In 2016 Ara Irititja became an Aboriginal Corporation – Ara Irititja Aboriginal Corporation (AIAC). AIAC ‘s inaugural members were other Aboriginal organisations across the Lands including the Pitjantjatjara Council, PY Media, PY Education Committee, NG Media and Indigenous Remote Communications Association (IRCA). In 2020 the project came under the umbrella of Anangu Pitjantjatjara Yankunytjatjara (APY) so is now administered by that organisation and directed by its Board.
Institutional partnerships across Australia
Ara Irititja has developed working partnerships with public institutions that have collections of archival and cultural material. It is this material that Anangu wish to be repatriated with the help of the Ara Irititja database. In some instances, Memorandums of Understanding have been developed. We liaise with and draw upon the archival resources of:
- South Australian Museum, Adelaide SA
- State Library of South Australia, Adelaide SA
- Museum Victoria, Melbourne Vic
- Lutheran Archives, Adelaide SA
- National Film and Sound Archive, Canberra ACT
- National Museum of Australia, Canberra ACT
- Australian Institute of Aboriginal and Torres Strait Islander Studies (AIATSIS), Canberra ACT
- Strehlow Research Centre, Alice Springs NT
- APY Umuwa
As an integral component of the partnerships with the State Library of SA, SA Museum, National Museum of Australia, and National Film and Sound Archive, Ara Irititja staff and Anangu consultants have been contracted to assess archival material and establish protocols for cultural sensitivities within the institutions’ collections. This process identifies valuable material that is sometimes inaccessible to Anangu.
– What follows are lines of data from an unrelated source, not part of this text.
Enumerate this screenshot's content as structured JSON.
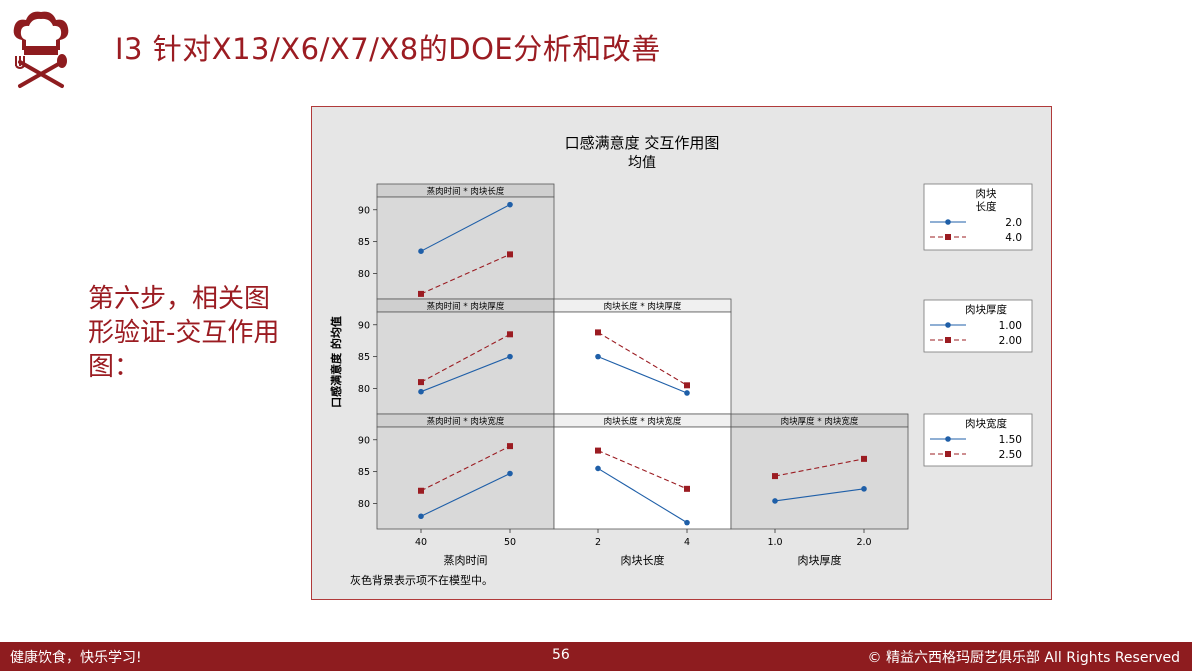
{
  "slide": {
    "title": "I3 针对X13/X6/X7/X8的DOE分析和改善",
    "side_text": "第六步，相关图形验证-交互作用图："
  },
  "footer": {
    "left": "健康饮食，快乐学习!",
    "page": "56",
    "right": "© 精益六西格玛厨艺俱乐部    All Rights Reserved"
  },
  "colors": {
    "brand": "#8e1c1f",
    "series_low": "#1f5fa8",
    "series_high": "#9b1c22",
    "shaded_panel": "#d9d9d9",
    "chart_background": "#e6e6e6"
  },
  "chart_data": {
    "type": "line",
    "title": "口感满意度 交互作用图",
    "subtitle": "均值",
    "ylabel": "口感满意度 的均值",
    "note": "灰色背景表示项不在模型中。",
    "ylim": [
      76,
      92
    ],
    "yticks": [
      80,
      85,
      90
    ],
    "factors": [
      {
        "name": "蒸肉时间",
        "levels": [
          "40",
          "50"
        ]
      },
      {
        "name": "肉块长度",
        "levels": [
          "2",
          "4"
        ]
      },
      {
        "name": "肉块厚度",
        "levels": [
          "1.0",
          "2.0"
        ]
      }
    ],
    "legends": [
      {
        "title": "肉块 长度",
        "entries": [
          "2.0",
          "4.0"
        ]
      },
      {
        "title": "肉块厚度",
        "entries": [
          "1.00",
          "2.00"
        ]
      },
      {
        "title": "肉块宽度",
        "entries": [
          "1.50",
          "2.50"
        ]
      }
    ],
    "panels": [
      {
        "label": "蒸肉时间 * 肉块长度",
        "row": 0,
        "col": 0,
        "shaded": true,
        "series": [
          {
            "name": "2.0",
            "values": [
              83.5,
              90.8
            ]
          },
          {
            "name": "4.0",
            "values": [
              76.8,
              83.0
            ]
          }
        ]
      },
      {
        "label": "蒸肉时间 * 肉块厚度",
        "row": 1,
        "col": 0,
        "shaded": true,
        "series": [
          {
            "name": "1.00",
            "values": [
              79.5,
              85.0
            ]
          },
          {
            "name": "2.00",
            "values": [
              81.0,
              88.5
            ]
          }
        ]
      },
      {
        "label": "肉块长度 * 肉块厚度",
        "row": 1,
        "col": 1,
        "shaded": false,
        "series": [
          {
            "name": "1.00",
            "values": [
              85.0,
              79.3
            ]
          },
          {
            "name": "2.00",
            "values": [
              88.8,
              80.5
            ]
          }
        ]
      },
      {
        "label": "蒸肉时间 * 肉块宽度",
        "row": 2,
        "col": 0,
        "shaded": true,
        "series": [
          {
            "name": "1.50",
            "values": [
              78.0,
              84.7
            ]
          },
          {
            "name": "2.50",
            "values": [
              82.0,
              89.0
            ]
          }
        ]
      },
      {
        "label": "肉块长度 * 肉块宽度",
        "row": 2,
        "col": 1,
        "shaded": false,
        "series": [
          {
            "name": "1.50",
            "values": [
              85.5,
              77.0
            ]
          },
          {
            "name": "2.50",
            "values": [
              88.3,
              82.3
            ]
          }
        ]
      },
      {
        "label": "肉块厚度 * 肉块宽度",
        "row": 2,
        "col": 2,
        "shaded": true,
        "series": [
          {
            "name": "1.50",
            "values": [
              80.4,
              82.3
            ]
          },
          {
            "name": "2.50",
            "values": [
              84.3,
              87.0
            ]
          }
        ]
      }
    ]
  }
}
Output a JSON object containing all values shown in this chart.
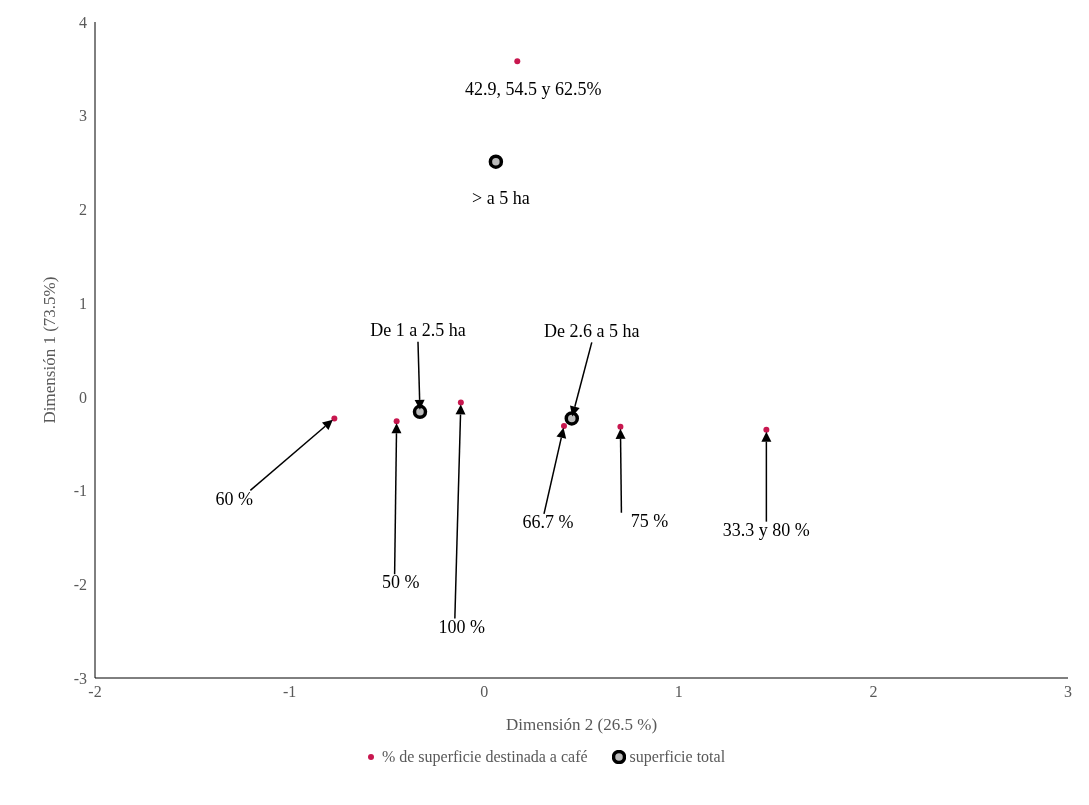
{
  "chart_data": {
    "type": "scatter",
    "xlabel": "Dimensión 2 (26.5 %)",
    "ylabel": "Dimensión 1 (73.5%)",
    "xlim": [
      -2,
      3
    ],
    "xticks": [
      -2,
      -1,
      0,
      1,
      2,
      3
    ],
    "ylim": [
      -3,
      4
    ],
    "yticks": [
      -3,
      -2,
      -1,
      0,
      1,
      2,
      3,
      4
    ],
    "grid": false,
    "legend": "bottom",
    "marker": "circle",
    "series": [
      {
        "name": "% de superficie destinada a café",
        "color": "#c8174f",
        "x": [
          0.17,
          -0.77,
          -0.45,
          -0.12,
          0.41,
          0.7,
          1.45
        ],
        "values": [
          3.58,
          -0.23,
          -0.26,
          -0.06,
          -0.31,
          -0.32,
          -0.35
        ]
      },
      {
        "name": "superficie total",
        "color": "#000000",
        "x": [
          0.06,
          -0.33,
          0.45
        ],
        "values": [
          2.51,
          -0.16,
          -0.23
        ]
      }
    ],
    "annotations": [
      "42.9, 54.5 y 62.5%",
      "> a 5 ha",
      "De 1 a 2.5 ha",
      "De 2.6 a 5 ha",
      "60 %",
      "50 %",
      "100 %",
      "66.7 %",
      "75 %",
      "33.3 y 80 %"
    ]
  }
}
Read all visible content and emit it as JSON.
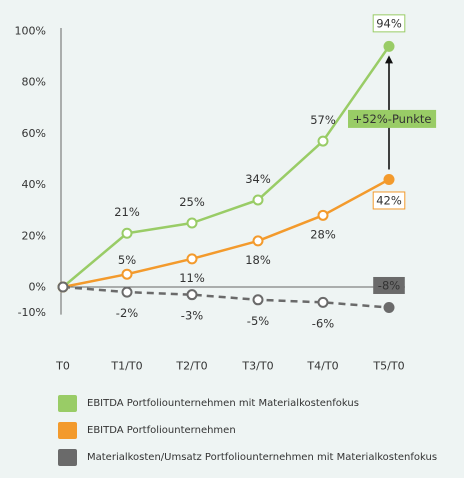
{
  "chart_data": {
    "type": "line",
    "categories": [
      "T0",
      "T1/T0",
      "T2/T0",
      "T3/T0",
      "T4/T0",
      "T5/T0"
    ],
    "ylim": [
      -10,
      100
    ],
    "yticks": [
      100,
      80,
      60,
      40,
      20,
      0,
      -10
    ],
    "ytick_labels": [
      "100%",
      "80%",
      "60%",
      "40%",
      "20%",
      "0%",
      "-10%"
    ],
    "grid": false,
    "legend_position": "bottom",
    "series": [
      {
        "name": "EBITDA Portfoliounternehmen mit Materialkostenfokus",
        "color": "#99cc66",
        "style": "solid",
        "values": [
          0,
          21,
          25,
          34,
          57,
          94
        ],
        "labels": [
          "",
          "21%",
          "25%",
          "34%",
          "57%",
          "94%"
        ]
      },
      {
        "name": "EBITDA Portfoliounternehmen",
        "color": "#f39a2c",
        "style": "solid",
        "values": [
          0,
          5,
          11,
          18,
          28,
          42
        ],
        "labels": [
          "",
          "5%",
          "11%",
          "18%",
          "28%",
          "42%"
        ]
      },
      {
        "name": "Materialkosten/Umsatz Portfoliounternehmen mit Materialkostenfokus",
        "color": "#6a6a6a",
        "style": "dashed",
        "values": [
          0,
          -2,
          -3,
          -5,
          -6,
          -8
        ],
        "labels": [
          "",
          "-2%",
          "-3%",
          "-5%",
          "-6%",
          "-8%"
        ]
      }
    ],
    "annotations": [
      {
        "text": "+52%-Punkte",
        "from_series": 1,
        "to_series": 0,
        "category_index": 5
      }
    ]
  }
}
In 2006, Ara Irititja began a partnership with University of Melbourne, School of Art History, Cinema, Classics and Archaeology to collaborate on IT and art history projects.
Further to the Northern Territory Library’s purchase of multiple Ara Irititja licences for their community libraries across remote parts of the NT, Ara Irititja and NTL worked together in 2007 and 2008 to transform the old FileMaker based software to a browser-based platform. The NT Library has established a very successful LKC (Libraries and Knowledge Centres) program using the Ara Irititja software, named ‘Our Story’. For this program, the Library achieved the $1.24 million ‘2007 Access to Learning Award’ by the Bill and Melinda Gates Foundation.
During the development of Ara Irititja, the value of collaborative partnerships has been clearly recognised. Mutually beneficial projects have been commenced and these directions are being followed by Ara Irititja:
- Facilitating APY elders (men and women) to advise cultural institutions such as AIATSIS, State Library of SA, SA Museum, National Museum of Australia, Strehlow Research Centre and the National Film and Sound Archive about the identity of and any cultural sensitivities within the material held by these institutions.
- Consolidating existing and pursuing new partnerships with Australian public collecting institutions.
- Pursuing joint projects and funding applications in already established partnerships, such as University of Melbourne, the Northern Territory Library and the State Library of SA.
- Working collaboratively with institutions for the repatriation of publicly-held family and cultural archival material (including men’s restricted and women’s restricted) to the Ara Irititja database.
- Working collaboratively with cultural institutions to increase public awareness of Indigenous culture, including presentation and exchange of culture at workshops and conferences.